Although there is no close connection between the fields of mathematics and the community and social service field of counseling, students should still be prepared to take some math coursework. At the undergraduate level, students must meet general education requirements and potentially some studies in research and statistical analysis. Graduate programs may also include math elements in certain specialized coursework as well as advanced research and statistics coursework.
Understanding the Educational Path to a Counseling Career
If you want to work in a role such as marriage and family therapist, school counselor, mental health counselor or rehabilitation counselor, you will need a master’s degree in that field, according to the United States Bureau of Labor Statistics (BLS). Prior to going to graduate school for any of these fields, you must earn your bachelor’s degree. Undergraduate students can choose general or specialized programs of study to prepare for their graduate studies in counseling. Some students choose to major in psychology or sociology. Others choose colleges that offer bachelor’s-level programs in subjects like substance abuse counseling, clinical mental health counseling and behavioral health counseling. The math requirements differ between the undergraduate and graduate levels of study.
Specialized counseling programs at the undergraduate level are uncommon, especially compared to ubiquitous degree programs like psychology. The American Psychological Association recognizes 2,832 accredited four-year colleges with psychology programs.
Math Requirements for Undergraduate Students
At the undergraduate level, students must complete studies in a broad range of subjects. Colleges routinely require students to take at least one or two math courses as part of their general education requirements, or mandatory studies in fields like the liberal arts and sciences, the humanities and communication. Undergraduate students majoring in counseling often take classes such as Fundamentals of Mathematics or Probability and Statistics for Liberal Arts to meet these requirements. As part of their major coursework, students may have to take classes with a math or science component, such as psychopharmacology, research design, psychological assessment techniques and statistics for counselors.
In most counseling degree programs, students will spend most of their major coursework to studying topics like counseling theories and practices, human development, psychological methodologies and counseling in individual, family and group settings.
Curricula of Graduate Counseling Programs
Graduate coursework builds on the foundational knowledge students developed as undergraduates. As a result, the subject matter you study in a master’s degree program is typically both more advanced and more specialized. Instead of filling up your course schedule with general education classes and introductory coursework, you may take classes such as couples and family counseling, career counseling, counseling addictive disorders and crisis management. Counseling programs can range from general in nature to specialization tracks as narrow as trauma and crisis counseling, forensic counseling and military families and culture.
Math coursework is less prevalent in many master’s degree programs in counseling, but as with undergraduate major coursework, some degree of math knowledge is needed for certain classes. A class in research methodology and program evaluation, for example, would require students to use analytical skills in interpreting research and to understand quantitative data and designs in research.

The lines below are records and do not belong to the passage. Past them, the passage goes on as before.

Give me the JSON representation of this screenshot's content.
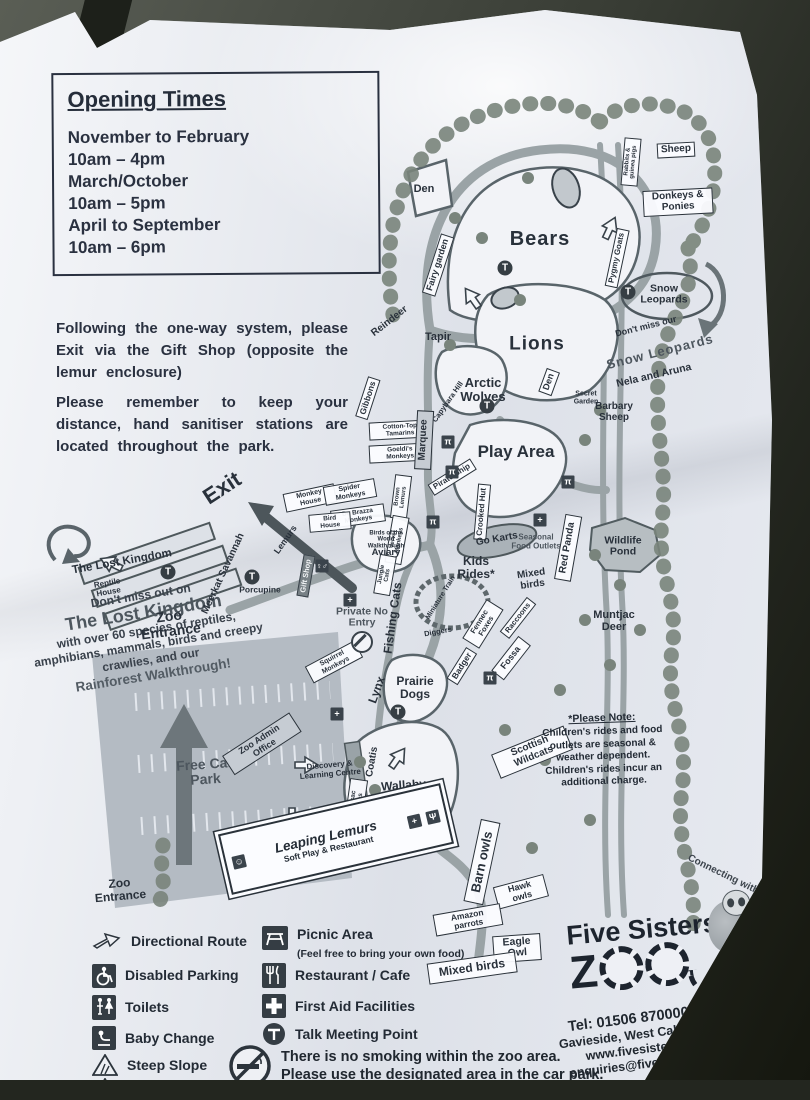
{
  "info_panel": {
    "opening_times": {
      "title": "Opening Times",
      "lines": [
        "November to February",
        "10am – 4pm",
        "March/October",
        "10am – 5pm",
        "April to September",
        "10am – 6pm"
      ]
    },
    "paragraph1": "Following the one-way system, please Exit via the Gift Shop (opposite the lemur enclosure)",
    "paragraph2": "Please remember to keep your distance, hand sanitiser stations are located throughout the park."
  },
  "promo": {
    "intro": "Don't miss out on",
    "title": "The Lost Kingdom",
    "body": "with over 60 species of reptiles, amphibians, mammals, birds and creepy crawlies, and our",
    "highlight": "Rainforest Walkthrough!"
  },
  "map": {
    "labels": {
      "den_top": "Den",
      "bears": "Bears",
      "fairy_garden": "Fairy garden",
      "rabbits_guinea_pigs": "Rabbits & guinea pigs",
      "sheep": "Sheep",
      "donkeys_ponies": "Donkeys & Ponies",
      "pygmy_goats": "Pygmy Goats",
      "snow_leopards_oval": "Snow Leopards",
      "dont_miss_our": "Don't miss our",
      "snow_leopards_title": "Snow Leopards",
      "snow_leopards_names": "Nela and Aruna",
      "barbary_sheep": "Barbary Sheep",
      "reindeer": "Reindeer",
      "tapir": "Tapir",
      "lions": "Lions",
      "den_lions": "Den",
      "arctic_wolves": "Arctic Wolves",
      "secret_garden": "Secret Garden",
      "gibbons": "Gibbons",
      "cotton_top_tamarins": "Cotton-Top Tamarins",
      "goeldis_monkeys": "Goeldi's Monkeys",
      "capybara_hill": "Capybara Hill",
      "marquee": "Marquee",
      "play_area": "Play Area",
      "pirate_ship": "Pirate Ship",
      "crooked_hut": "Crooked Hut",
      "go_karts": "Go Karts",
      "kids_rides": "Kids Rides*",
      "seasonal_food_outlets": "Seasonal Food Outlets",
      "red_panda": "Red Panda",
      "wildlife_pond": "Wildlife Pond",
      "mixed_birds_mid": "Mixed birds",
      "muntjac_deer": "Muntjac Deer",
      "miniature_train": "Miniature Train",
      "diggers": "Diggers",
      "fennec_foxes": "Fennec Foxes",
      "raccoons": "Raccoons",
      "badger": "Badger",
      "fossa": "Fossa",
      "fishing_cats": "Fishing Cats",
      "brown_lemurs": "Brown Lemurs",
      "vervet_monkeys": "Vervet Monkeys",
      "jungle_cats": "Jungle Cats",
      "exit": "Exit",
      "the_lost_kingdom": "The Lost Kingdom",
      "reptile_house": "Reptile House",
      "meerkat_savannah": "Meerkat Savannah",
      "zoo_entrance_top": "Zoo Entrance",
      "porcupine": "Porcupine",
      "lemurs": "Lemurs",
      "monkey_house": "Monkey House",
      "spider_monkeys": "Spider Monkeys",
      "de_brazza_monkeys": "De Brazza Monkeys",
      "bird_house": "Bird House",
      "aviary_sub": "Birds of the World Walkthrough",
      "aviary": "Aviary",
      "gift_shop": "Gift Shop",
      "private_no_entry": "Private No Entry",
      "squirrel_monkeys": "Squirrel Monkeys",
      "free_car_park": "Free Car Park",
      "zoo_admin_office": "Zoo Admin Office",
      "discovery_centre": "Discovery & Learning Centre",
      "coatis": "Coatis",
      "corsac_foxes": "Corsac Foxes",
      "lynx": "Lynx",
      "prairie_dogs": "Prairie Dogs",
      "wallaby_walkthrough": "Wallaby Walkthrough",
      "scottish_wildcats": "Scottish Wildcats",
      "leaping_lemurs": "Leaping Lemurs",
      "leaping_lemurs_sub": "Soft Play & Restaurant",
      "zoo_entrance_bottom": "Zoo Entrance",
      "barn_owls": "Barn owls",
      "hawk_owls": "Hawk owls",
      "amazon_parrots": "Amazon parrots",
      "eagle_owl": "Eagle Owl",
      "mixed_birds_bottom": "Mixed birds",
      "t_letter": "T"
    }
  },
  "please_note": {
    "title": "*Please Note:",
    "body": "Children's rides and food outlets are seasonal & weather dependent. Children's rides incur an additional charge."
  },
  "legend_left": [
    {
      "icon": "directional-route",
      "label": "Directional Route"
    },
    {
      "icon": "disabled-parking",
      "label": "Disabled Parking"
    },
    {
      "icon": "toilets",
      "label": "Toilets"
    },
    {
      "icon": "baby-change",
      "label": "Baby Change"
    },
    {
      "icon": "steep-slope",
      "label": "Steep Slope"
    },
    {
      "icon": "enclosure-closed",
      "label": "Enclosure currently"
    }
  ],
  "legend_mid": [
    {
      "icon": "picnic-area",
      "label": "Picnic Area",
      "sub": "(Feel free to bring your own food)"
    },
    {
      "icon": "restaurant",
      "label": "Restaurant / Cafe"
    },
    {
      "icon": "first-aid",
      "label": "First Aid Facilities"
    },
    {
      "icon": "talk-point",
      "label": "Talk Meeting Point"
    }
  ],
  "no_smoking": {
    "line1": "There is no smoking within the zoo area.",
    "line2": "Please use the designated area in the car park."
  },
  "brand": {
    "name_top": "Five Sisters",
    "z": "Z",
    "tagline": "Connecting with Wildlife",
    "since": "Since 2005"
  },
  "contact": {
    "tel": "Tel: 01506 870000 / 871111",
    "address": "Gavieside, West Calder, EH55 8PT",
    "web": "www.fivesisterszoo.co.uk",
    "email": "enquiries@fivesisterszoo.co.uk"
  }
}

If you choose to study counseling psychology, rather than traditional counseling, in graduate school, you may find that your curriculum includes more extensive studies in math. Psychology, the science of thought processes and behavior, often emphasizes research and the scientific method more than counseling degree programs do. Students in a counseling psychology degree program may be asked to take coursework in advanced statistics, such as an applied multivariate statistics class. The subject matter covered in such a class might include multivariate data screening strategies, data analysis and the use of computer-based statistical analysis programs.
Much of a graduate counseling curriculum focuses on gaining hands-on clinical counseling experience through practicums and internships. Upon graduation, aspiring counselors must complete 2,000 to 4,000 hours of postdegree supervised experience, the BLS reported.
The Most Important Qualities for Counselors
While it is important for aspiring counselors to develop at least basic familiarity with research methods and statistical analysis methods, being good at math is not among the strengths most needed for success in this field. Even in areas of counseling that require strong analytical skills, such as school and career counseling, what is important is being able to interpret the results of assessments accurately so that you can help students or clients with their career choices, the BLS reported. You don’t need highly technical abilities in analysis for this career path.
Instead, the BLS lists qualities such as patience and compassion as among the most important attributes counselors can possess. After all, showing empathy is crucial for connecting with clients and building trust. As a process, counseling can take time, so counselors must be patient as they work to help clients develop new insights and change ingrained behavior patterns.
Other important qualities for counselors include listening skills, speaking skills and interpersonal skills, the BLS reported.